To avoid incurring charges to your Google Cloud account for the CA Service resources you created following this document, perform the following operations using the Google Cloud CLI:

  1. Delete the CA you created.

    1. Disable the CA:

      gcloud privateca roots disable CA_ID --pool CA_POOL_ID  --location LOCATION
      

      Replace:

      • CA_ID: The unique identifier of the CA.
      • CA_POOL_ID: The unique identifier of the CA pool.
      • LOCATION: The location of the CA pool.
    2. Delete the CA:

      gcloud privateca roots delete CA_ID --pool CA_POOL_ID  --location LOCATION --ignore-active-certificates
      

      Replace:

      • CA_ID: The unique identifier of the CA.
      • CA_POOL_ID: The unique identifier of the CA pool.
      • LOCATION: The location of the CA pool.
  2. Delete the CA pool you created.

    gcloud privateca pools delete CA_POOL_ID --location LOCATION
    

    Replace:

    • CA_POOL_ID: The unique identifier of the CA pool.
    • LOCATION: The location of the CA pool.

    For more information about the gcloud privateca pools delete command, see gcloud privateca pools delete.

  3. Delete the workload identity pool you created:

    gcloud iam workload-identity-pools delete IDENTITY_POOL_ID --location global
    

    Replace:

    • IDENTITY_POOL_ID: The unique identifier of the workload identity pool.
  4. Delete the service account that you created:

    gcloud iam service-accounts delete SERVICE_ACCOUNT@PROJECT_ID.iam.gserviceaccount.com
    

    Replace:

    • SERVICE_ACCOUNT: The unique identifier of the workload identity pool.
    • PROJECT_ID: The project that owns the service account.

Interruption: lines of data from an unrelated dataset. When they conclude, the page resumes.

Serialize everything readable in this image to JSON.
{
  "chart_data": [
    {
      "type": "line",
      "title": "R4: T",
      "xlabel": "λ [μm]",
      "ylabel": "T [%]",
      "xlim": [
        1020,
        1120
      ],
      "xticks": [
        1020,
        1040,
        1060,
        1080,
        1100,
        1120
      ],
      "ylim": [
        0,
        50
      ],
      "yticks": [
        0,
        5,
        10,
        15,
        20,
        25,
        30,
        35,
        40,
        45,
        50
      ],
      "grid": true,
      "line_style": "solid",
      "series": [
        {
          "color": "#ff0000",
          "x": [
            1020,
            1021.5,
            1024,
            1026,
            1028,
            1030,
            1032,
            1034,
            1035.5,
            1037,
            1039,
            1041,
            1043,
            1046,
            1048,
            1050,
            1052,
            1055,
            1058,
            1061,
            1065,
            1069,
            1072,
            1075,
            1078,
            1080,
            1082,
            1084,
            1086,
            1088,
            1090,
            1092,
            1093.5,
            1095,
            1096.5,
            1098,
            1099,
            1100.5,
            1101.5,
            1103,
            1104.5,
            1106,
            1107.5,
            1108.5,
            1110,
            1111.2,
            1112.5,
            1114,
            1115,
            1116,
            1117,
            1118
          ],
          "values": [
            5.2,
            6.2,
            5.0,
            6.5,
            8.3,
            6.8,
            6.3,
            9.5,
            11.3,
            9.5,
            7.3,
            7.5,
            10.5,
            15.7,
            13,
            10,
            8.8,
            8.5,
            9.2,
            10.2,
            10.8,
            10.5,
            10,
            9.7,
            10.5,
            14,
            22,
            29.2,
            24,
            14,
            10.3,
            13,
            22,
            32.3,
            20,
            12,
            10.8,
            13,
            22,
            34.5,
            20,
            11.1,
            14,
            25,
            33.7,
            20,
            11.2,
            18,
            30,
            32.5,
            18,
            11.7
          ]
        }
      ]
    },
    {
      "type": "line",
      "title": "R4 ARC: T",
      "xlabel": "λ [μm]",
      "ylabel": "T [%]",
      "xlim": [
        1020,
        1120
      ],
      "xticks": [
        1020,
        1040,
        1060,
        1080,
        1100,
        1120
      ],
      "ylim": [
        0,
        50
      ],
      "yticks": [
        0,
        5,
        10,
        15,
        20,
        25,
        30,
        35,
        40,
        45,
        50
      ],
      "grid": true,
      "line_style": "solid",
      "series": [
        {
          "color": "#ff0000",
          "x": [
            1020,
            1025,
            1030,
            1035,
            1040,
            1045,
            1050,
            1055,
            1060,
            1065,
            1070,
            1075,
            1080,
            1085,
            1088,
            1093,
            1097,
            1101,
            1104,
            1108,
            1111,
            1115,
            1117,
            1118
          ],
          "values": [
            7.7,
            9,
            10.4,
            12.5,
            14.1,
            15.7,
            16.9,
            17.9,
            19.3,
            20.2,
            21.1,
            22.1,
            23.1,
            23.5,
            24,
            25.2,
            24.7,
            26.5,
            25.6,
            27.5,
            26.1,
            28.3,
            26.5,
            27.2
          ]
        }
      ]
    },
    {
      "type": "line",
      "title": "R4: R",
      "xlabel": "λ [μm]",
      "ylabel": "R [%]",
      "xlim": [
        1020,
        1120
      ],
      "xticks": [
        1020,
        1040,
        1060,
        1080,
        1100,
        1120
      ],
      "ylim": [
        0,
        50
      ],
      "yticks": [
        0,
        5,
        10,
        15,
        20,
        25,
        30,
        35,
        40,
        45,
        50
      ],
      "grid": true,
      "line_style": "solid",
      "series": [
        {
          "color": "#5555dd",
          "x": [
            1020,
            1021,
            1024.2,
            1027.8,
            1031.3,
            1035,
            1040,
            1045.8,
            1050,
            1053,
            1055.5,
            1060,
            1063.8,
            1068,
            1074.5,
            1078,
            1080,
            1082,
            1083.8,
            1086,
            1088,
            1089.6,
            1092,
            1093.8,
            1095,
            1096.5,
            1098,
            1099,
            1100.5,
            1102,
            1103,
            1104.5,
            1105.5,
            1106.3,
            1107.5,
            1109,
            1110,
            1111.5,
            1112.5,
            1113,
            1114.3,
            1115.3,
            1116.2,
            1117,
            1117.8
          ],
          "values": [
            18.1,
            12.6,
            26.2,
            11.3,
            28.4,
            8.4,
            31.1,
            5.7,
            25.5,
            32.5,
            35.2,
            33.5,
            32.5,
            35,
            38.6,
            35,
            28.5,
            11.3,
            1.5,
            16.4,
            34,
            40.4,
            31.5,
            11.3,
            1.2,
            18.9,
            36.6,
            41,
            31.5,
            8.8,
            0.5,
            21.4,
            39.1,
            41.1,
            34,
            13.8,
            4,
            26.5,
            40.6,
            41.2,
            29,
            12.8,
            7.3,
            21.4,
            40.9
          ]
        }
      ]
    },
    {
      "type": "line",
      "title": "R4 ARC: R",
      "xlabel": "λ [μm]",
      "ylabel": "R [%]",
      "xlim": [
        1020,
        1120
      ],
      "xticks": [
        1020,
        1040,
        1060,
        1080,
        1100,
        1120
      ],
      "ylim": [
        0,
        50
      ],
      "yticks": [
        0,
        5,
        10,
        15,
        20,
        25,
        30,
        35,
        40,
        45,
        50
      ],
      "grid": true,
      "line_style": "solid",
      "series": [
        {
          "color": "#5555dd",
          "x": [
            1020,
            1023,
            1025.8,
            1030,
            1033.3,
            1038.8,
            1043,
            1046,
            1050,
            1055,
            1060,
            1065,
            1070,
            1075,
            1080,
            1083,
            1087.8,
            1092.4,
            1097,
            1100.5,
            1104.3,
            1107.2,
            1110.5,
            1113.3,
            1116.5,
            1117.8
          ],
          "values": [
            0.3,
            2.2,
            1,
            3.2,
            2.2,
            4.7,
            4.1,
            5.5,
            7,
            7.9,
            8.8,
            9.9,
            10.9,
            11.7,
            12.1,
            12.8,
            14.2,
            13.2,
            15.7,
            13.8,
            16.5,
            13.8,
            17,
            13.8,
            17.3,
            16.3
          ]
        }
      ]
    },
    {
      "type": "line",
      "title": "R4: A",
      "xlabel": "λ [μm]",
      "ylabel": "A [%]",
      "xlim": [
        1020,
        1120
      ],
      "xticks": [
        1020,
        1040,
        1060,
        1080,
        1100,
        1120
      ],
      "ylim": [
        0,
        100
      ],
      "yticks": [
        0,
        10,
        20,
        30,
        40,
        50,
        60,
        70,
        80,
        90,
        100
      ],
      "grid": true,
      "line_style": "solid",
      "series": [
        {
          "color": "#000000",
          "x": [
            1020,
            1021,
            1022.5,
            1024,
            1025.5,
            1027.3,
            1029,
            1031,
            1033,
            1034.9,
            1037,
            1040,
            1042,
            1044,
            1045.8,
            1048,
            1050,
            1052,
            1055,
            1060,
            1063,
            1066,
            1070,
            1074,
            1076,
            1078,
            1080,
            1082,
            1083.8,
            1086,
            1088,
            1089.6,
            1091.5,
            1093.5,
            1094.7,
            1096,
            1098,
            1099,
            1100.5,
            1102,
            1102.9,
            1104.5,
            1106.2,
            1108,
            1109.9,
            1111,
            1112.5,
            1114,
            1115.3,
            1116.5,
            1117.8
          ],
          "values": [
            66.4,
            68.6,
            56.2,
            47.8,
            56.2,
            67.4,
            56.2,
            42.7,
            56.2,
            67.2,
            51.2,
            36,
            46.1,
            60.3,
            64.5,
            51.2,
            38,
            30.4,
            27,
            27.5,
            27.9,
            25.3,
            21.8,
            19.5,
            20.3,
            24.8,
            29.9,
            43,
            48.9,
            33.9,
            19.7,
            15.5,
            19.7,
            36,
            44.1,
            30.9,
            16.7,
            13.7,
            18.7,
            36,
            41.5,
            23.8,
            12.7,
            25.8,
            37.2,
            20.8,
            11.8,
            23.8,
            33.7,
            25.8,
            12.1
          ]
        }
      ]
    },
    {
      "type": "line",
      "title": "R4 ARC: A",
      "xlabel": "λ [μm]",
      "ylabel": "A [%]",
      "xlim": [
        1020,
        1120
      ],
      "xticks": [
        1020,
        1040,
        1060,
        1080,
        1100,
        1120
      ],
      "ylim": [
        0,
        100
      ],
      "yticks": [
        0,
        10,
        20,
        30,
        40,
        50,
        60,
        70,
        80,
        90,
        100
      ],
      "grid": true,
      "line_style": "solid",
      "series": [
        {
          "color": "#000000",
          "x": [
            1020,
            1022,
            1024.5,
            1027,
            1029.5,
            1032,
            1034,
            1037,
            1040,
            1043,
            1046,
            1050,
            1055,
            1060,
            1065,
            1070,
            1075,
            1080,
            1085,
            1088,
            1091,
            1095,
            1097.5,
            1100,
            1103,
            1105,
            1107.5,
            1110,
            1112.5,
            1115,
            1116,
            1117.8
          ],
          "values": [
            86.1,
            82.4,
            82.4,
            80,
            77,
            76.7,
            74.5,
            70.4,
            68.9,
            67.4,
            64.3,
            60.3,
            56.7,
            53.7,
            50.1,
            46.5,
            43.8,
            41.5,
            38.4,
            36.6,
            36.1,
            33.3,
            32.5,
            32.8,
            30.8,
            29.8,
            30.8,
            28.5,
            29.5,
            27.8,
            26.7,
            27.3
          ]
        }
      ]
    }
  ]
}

The CA Service Workload Certificate Requester (privateca.workloadCertificateRequester) IAM role restricts the subject of the issued certificate to only the identity of the requester. Ensure that users or workloads using the identity reflection feature are only granted the CA Service Workload Certificate Requester (privateca.workloadCertificateRequester) IAM role. To abide by the principle of least privilege, you can avoid granting the CA Service Certificate Requester (privateca.certificateRequester) IAM role.